Small-Caps Tap Bear Market Territory
8:00am (EST)
The stock market showed strength on Friday despite disappointing economic news as traders continued to nibble at oversold levels while hoping a near-term bottom starts to form. Specifically, consumer sentiment sank to 57.9 versus forecasts for a reading of 63.2.
The Nasdaq closed at 17,754 (+2.6%) after making a trip to 17,773. Near-term resistance at 17,750 was cleared and held. Key support is at 17,500.
The S&P 500 tagged a high of 5,645 before settling at 5,638 (+2.1%). Key resistance at 5,650 was challenged and held. Crucial support is at 5,550.
The Dow ended at 41,488 (+1.7%) with the high hitting 41,528. Resistance at 41,500 was topped but held. Near-term support is at 40,500.
Earnings and Economic News
Before the open: Protalix BioTherapeutics (PLX), Townsquare Media (TSW), 360 Finance (QFIN)
After the close: FibroGen (FGEN), High Tide (HITI, Getty Images (GETY), RF Industries (RF)
Economic News
Empire State Manufacturing Survey – 8:30am
Retail Sales – 8:30am
Business Inventories -10:00am
Home Builder Confidence Index – 10:00am
Technical Outlook and Market Thoughts
The charts are now showing well established downtrend channels with the major indexes on four-week losing streaks. The lower lows last Thursday stretched near-term and backup support levels that came into focus on Monday.
Friday’s positive session was a start for the bulls as volatility also hit lower lows to close out the week. Remember, higher volatility usually means the market is pulling back while lower volatility signals calmness and a higher moving market.

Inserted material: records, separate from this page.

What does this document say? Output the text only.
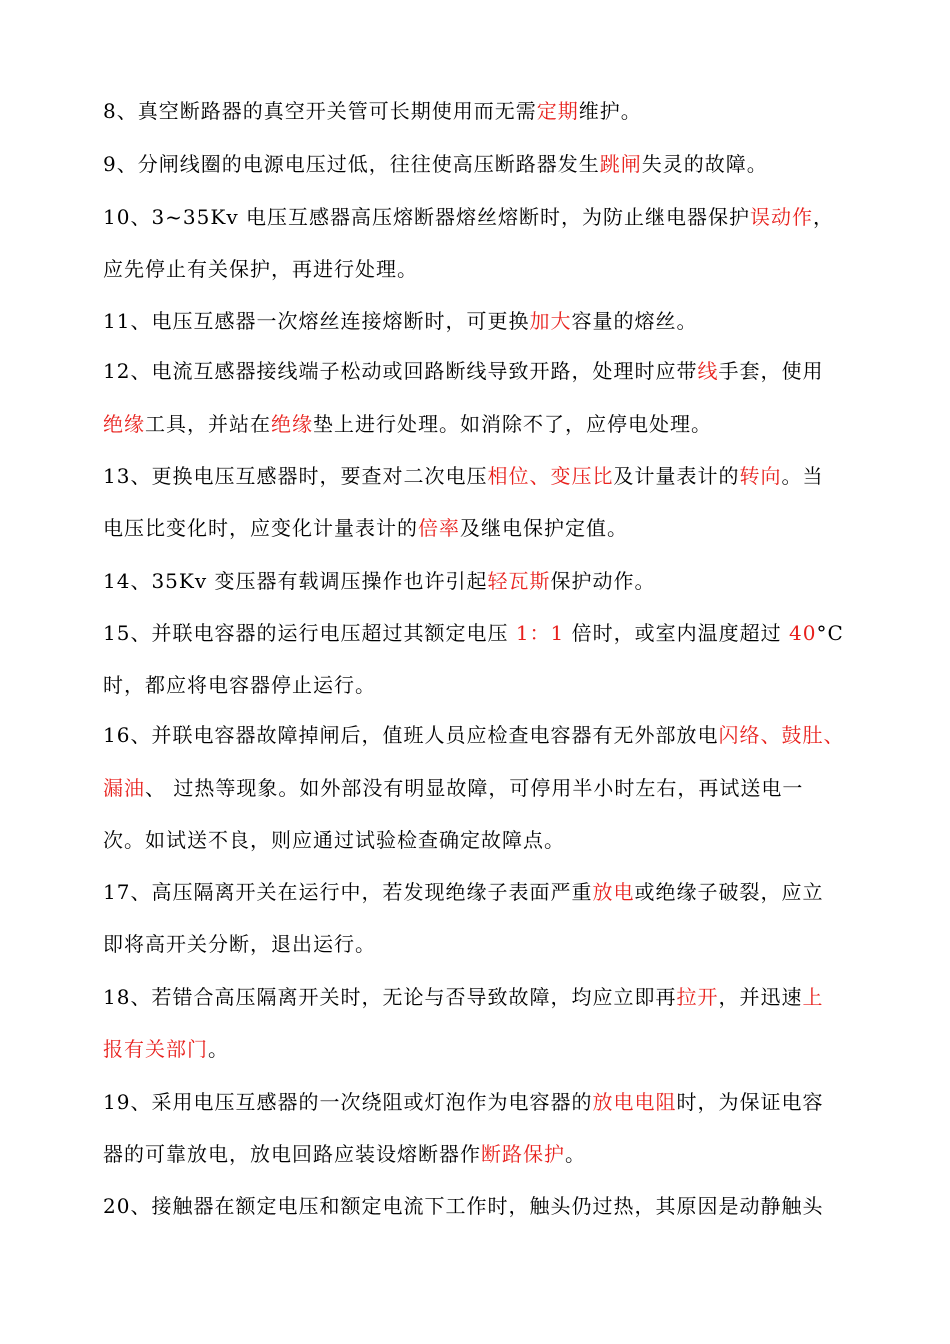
8、真空断路器的真空开关管可长期使用而无需定期维护。
9、分闸线圈的电源电压过低，往往使高压断路器发生跳闸失灵的故障。
10、3~35Kv 电压互感器高压熔断器熔丝熔断时，为防止继电器保护误动作，
应先停止有关保护，再进行处理。
11、电压互感器一次熔丝连接熔断时，可更换加大容量的熔丝。
12、电流互感器接线端子松动或回路断线导致开路，处理时应带线手套，使用
绝缘工具，并站在绝缘垫上进行处理。如消除不了，应停电处理。
13、更换电压互感器时，要查对二次电压相位、变压比及计量表计的转向。当
电压比变化时，应变化计量表计的倍率及继电保护定值。
14、35Kv 变压器有载调压操作也许引起轻瓦斯保护动作。
15、并联电容器的运行电压超过其额定电压 1：1 倍时，或室内温度超过 40°C
时，都应将电容器停止运行。
16、并联电容器故障掉闸后，值班人员应检查电容器有无外部放电闪络、鼓肚、
漏油、 过热等现象。如外部没有明显故障，可停用半小时左右，再试送电一
次。如试送不良，则应通过试验检查确定故障点。
17、高压隔离开关在运行中，若发现绝缘子表面严重放电或绝缘子破裂，应立
即将高开关分断，退出运行。
18、若错合高压隔离开关时，无论与否导致故障，均应立即再拉开，并迅速上
报有关部门。
19、采用电压互感器的一次绕阻或灯泡作为电容器的放电电阻时，为保证电容
器的可靠放电，放电回路应装设熔断器作断路保护。
20、接触器在额定电压和额定电流下工作时，触头仍过热，其原因是动静触头
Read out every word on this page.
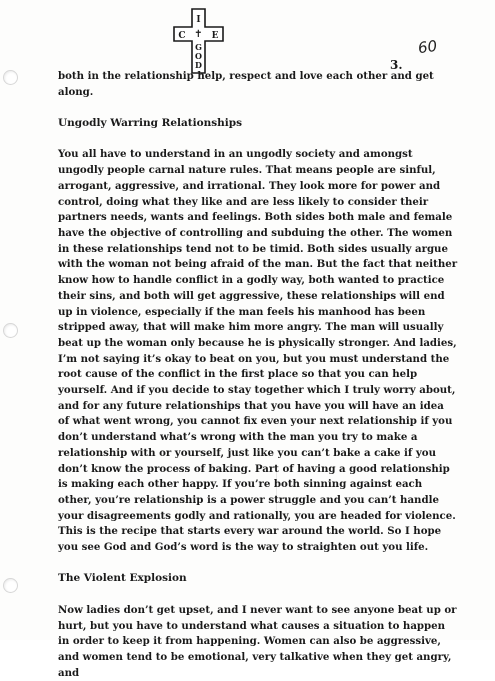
I
C	E
✝
G
O
D
60
3.

both in the relationship help, respect and love each other and get along.

Ungodly Warring Relationships

You all have to understand in an ungodly society and amongst ungodly people carnal nature rules. That means people are sinful, arrogant, aggressive, and irrational. They look more for power and control, doing what they like and are less likely to consider their partners needs, wants and feelings. Both sides both male and female have the objective of controlling and subduing the other. The women in these relationships tend not to be timid. Both sides usually argue with the woman not being afraid of the man. But the fact that neither know how to handle conflict in a godly way, both wanted to practice their sins, and both will get aggressive, these relationships will end up in violence, especially if the man feels his manhood has been stripped away, that will make him more angry. The man will usually beat up the woman only because he is physically stronger. And ladies, I’m not saying it’s okay to beat on you, but you must understand the root cause of the conflict in the first place so that you can help yourself. And if you decide to stay together which I truly worry about, and for any future relationships that you have you will have an idea of what went wrong, you cannot fix even your next relationship if you don’t understand what’s wrong with the man you try to make a relationship with or yourself, just like you can’t bake a cake if you don’t know the process of baking. Part of having a good relationship is making each other happy. If you’re both sinning against each other, you’re relationship is a power struggle and you can’t handle your disagreements godly and rationally, you are headed for violence. This is the recipe that starts every war around the world. So I hope you see God and God’s word is the way to straighten out you life.

The Violent Explosion

Now ladies don’t get upset, and I never want to see anyone beat up or hurt, but you have to understand what causes a situation to happen in order to keep it from happening. Women can also be aggressive, and women tend to be emotional, very talkative when they get angry, and
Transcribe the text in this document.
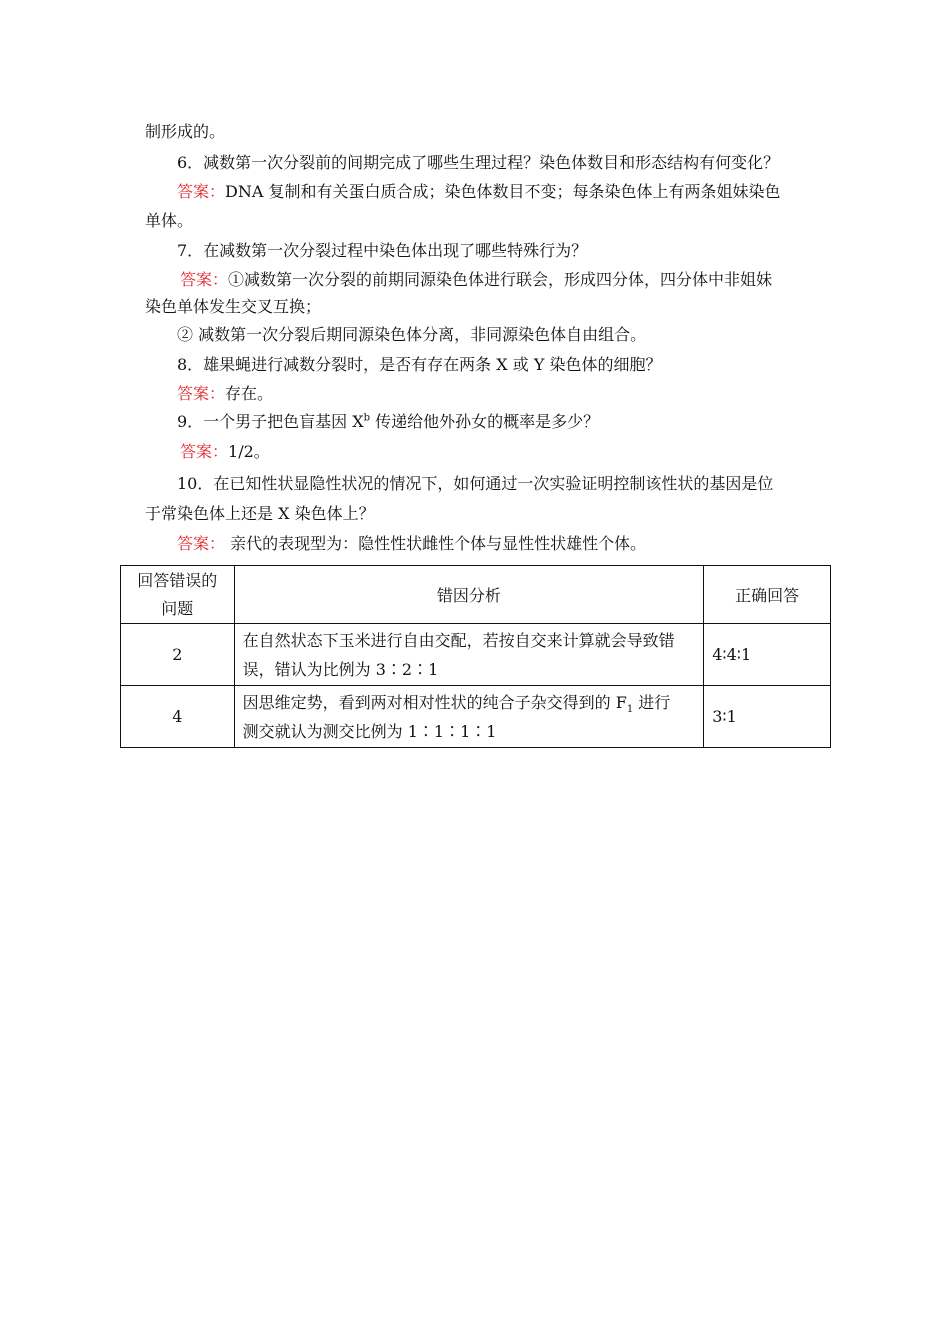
制形成的。
6．减数第一次分裂前的间期完成了哪些生理过程？染色体数目和形态结构有何变化？
答案：DNA 复制和有关蛋白质合成；染色体数目不变；每条染色体上有两条姐妹染色
单体。
7．在减数第一次分裂过程中染色体出现了哪些特殊行为？
答案：①减数第一次分裂的前期同源染色体进行联会，形成四分体，四分体中非姐妹
染色单体发生交叉互换；
② 减数第一次分裂后期同源染色体分离，非同源染色体自由组合。
8．雄果蝇进行减数分裂时，是否有存在两条 X 或 Y 染色体的细胞？
答案：存在。
9．一个男子把色盲基因 $X^b$ 传递给他外孙女的概率是多少？
答案：1/2。
10．在已知性状显隐性状况的情况下，如何通过一次实验证明控制该性状的基因是位
于常染色体上还是 X 染色体上？
答案： 亲代的表现型为：隐性性状雌性个体与显性性状雄性个体。
回答错误的
问题	错因分析	正确回答
2	在自然状态下玉米进行自由交配，若按自交来计算就会导致错
误，错认为比例为 3∶2∶1	4∶4∶1

4	因思维定势，看到两对相对性状的纯合子杂交得到的 $F_1$ 进行
测交就认为测交比例为 1∶1∶1∶1	3∶1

Of course, picking market bottoms and tops is never an easy task. In fact, the slick talking pros will tell you it is impossible to predict but that is not true if you do the homework. They simply don’t do the research and why we do.
With that said, let’s start with the Volatility Index (VIX) as it held 30 throughout last week with Monday and Tuesday’s peaks at 29.56 and 29.57. The close below 24 on Friday was bullish for the market but there needs to be follow thru this week and a push towards 20.
Now that 30 has held, it is even more likely going forward that a move above this level would confirm a blood-in-the-streets moment down the road for the market. This could come from tariff or tax reform troubles and other world changing events we will continue to monitor.
The Nasdaq bottomed at 17,238 on Tuesday and 17,239 on Thursday and held 17,000. This represented a 15% plunge from its December 16th all-time high at 20,204. Key support at 17,500 was stretched throughout the week but was recovered on Friday. A close below 17,000 could lead to selling pressure down to 16,750-16,200 with the latter representing bear-market territory (-20%) for the index.
Lowered resistance is at 17,750-18,000. Closes back above the latter would indicate a possible retest towards 18,500 and the 200-day moving average.
The S&P hit a 10% selloff from the February 19th record high at 6,147 on Tuesday’s dip to 5,528 and Thursday’s lower low at 5,504. Key support from mid-September at 5,500 held. Multiple closes below this level would imply a further slide to 5,400-5,200 with the latter would representing a 15% spanking.
Lowered resistance is at 5,700-5,750 and the 200-day moving average. Continued closes above 5,850 would be a more bullish signal for a v-shape recovery.
The Dow tapped a low of 40,661 on Thursday which represented a 10% drop from the all-time high of 45,073 from November 4th. The 45,000 level also represents the double-top breakdown that started in mid-February. There is wiggle room down to 40,000 with continued closes below this level getting 39,250-38,500 back in the picture. The August 5th low tapped 38,499.
Key and lowered resistance is at 42,000 and the 200-day moving average followed by 42,500. A pop above the latter might confirm a v-shape recovery.
The Russell 2000 briefly fell into bear market territory on Thursday’s intraday fade to 1,894 while closing below 2,000. Multiple closes below this level gets 1,950-1,900 in focus with the January 17th and 18th (2024) lows at 1,898 and 1,901, respectively. The latter would represent a 23% plunge off the all-time peak at 2,466 from last November.
Lowered resistance is 2,050-2,075. Closes above 2,135 would be a more bullish signal of a near-term bottom but additional hurdles would then remain at 2,000-2,025 and the 200-day and 50-day moving averages. A death-cross remains in play but could flatten out on a continued rebound.
We talked about a near-term market bottom starting to form last week and into this week if Friday was a higher close and the VIX settled below 24. It’s also no coincidence, dip buying (or the algorithms) came into play with the Dow and S&P down 10%, the Nasdaq falling 15% (in between correction and bear territory) and the Russell tanking 20%.
We mentioned last Monday that up Friday’s and Monday’s can suggest money is moving into or staying in the market. The last three Friday’s have been positive and the last two Monday’s have been negative. A reversal of this recent trend would be a bullish start to the week.